A third branch of the family was established in the latter half of the nineteenth century when Margaret, daughter of David Gustavus Weems, married William Harris. Margaret and William had at least four children, several of whom married into other local families. One child, Maria Harris Kennard, moved to Pennsylvania after her marriage.
Relatives of the Weems family have remained prominent in Annapolis, in Maryland, and throughout the United States. Physicians, historians, and writers are common with all branches of the family, both historically and currently.
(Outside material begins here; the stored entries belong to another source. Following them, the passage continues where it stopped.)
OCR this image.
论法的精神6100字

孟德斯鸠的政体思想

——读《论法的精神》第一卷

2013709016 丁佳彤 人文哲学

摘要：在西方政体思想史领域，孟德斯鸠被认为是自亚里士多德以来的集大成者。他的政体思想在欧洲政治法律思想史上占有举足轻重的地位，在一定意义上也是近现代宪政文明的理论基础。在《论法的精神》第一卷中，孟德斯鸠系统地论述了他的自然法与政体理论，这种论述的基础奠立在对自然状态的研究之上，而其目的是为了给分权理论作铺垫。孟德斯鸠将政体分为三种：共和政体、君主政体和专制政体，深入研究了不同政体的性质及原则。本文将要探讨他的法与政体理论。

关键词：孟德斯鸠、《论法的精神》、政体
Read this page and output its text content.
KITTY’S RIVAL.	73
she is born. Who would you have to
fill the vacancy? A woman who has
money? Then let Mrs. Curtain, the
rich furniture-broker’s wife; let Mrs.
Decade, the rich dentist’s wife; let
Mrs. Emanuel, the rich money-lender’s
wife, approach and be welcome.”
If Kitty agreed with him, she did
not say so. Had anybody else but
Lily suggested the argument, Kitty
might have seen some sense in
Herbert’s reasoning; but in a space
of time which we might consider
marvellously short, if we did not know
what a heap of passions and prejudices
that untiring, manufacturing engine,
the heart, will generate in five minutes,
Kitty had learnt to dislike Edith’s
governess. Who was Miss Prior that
The papers are organized as five series.
Mrs. Sumner Rowe, nee Margaret Brewer, donated the Weems-Reynolds Family papers to the University of Maryland Libraries in May 1980, in memory of her sister, Virginia Wemyss Brewer, a graduate of the University.
The collection was originally processed in 1980. As there is no documentation to explain how the collection was ordered when it was received, it is unclear whether the arrangement of the collection before it was reprocessed in 1995 represented its original order, or if an order was imposed. That arrangement was by family grouping, with several subseries for each branch of the family. A consequence of this order was the division of correspondence exchanged between two people into separate subseries. When the collection was reprocessed in 1995, it was arranged by principal correspondent, rather than family branch. Under each principal correspondent heading, letters to or from minor correspondents have been arranged chronologically.
All materials have been placed in acid-free folders and boxes. Letters with associated envelopes or multiple pages have grouped with padded, non-reactive fasteners. Photographs have been transferred to the photograph collection, and memorabilia has been placed in the memorabilia collection. A book that was originally part of the collection, Parson Weems: A Biographical and Critical Study, has been transferred to the Marylandia and Rare Books Department. Due to their size and fragile condition, the Certificates of Indentured Servitude, the 1713 Land Grant, and the complete newspaper issues have been placed in oversize storage. In June 2011, photographs that had been previously removed to the Biographical Print Files were reintegrated into the collection.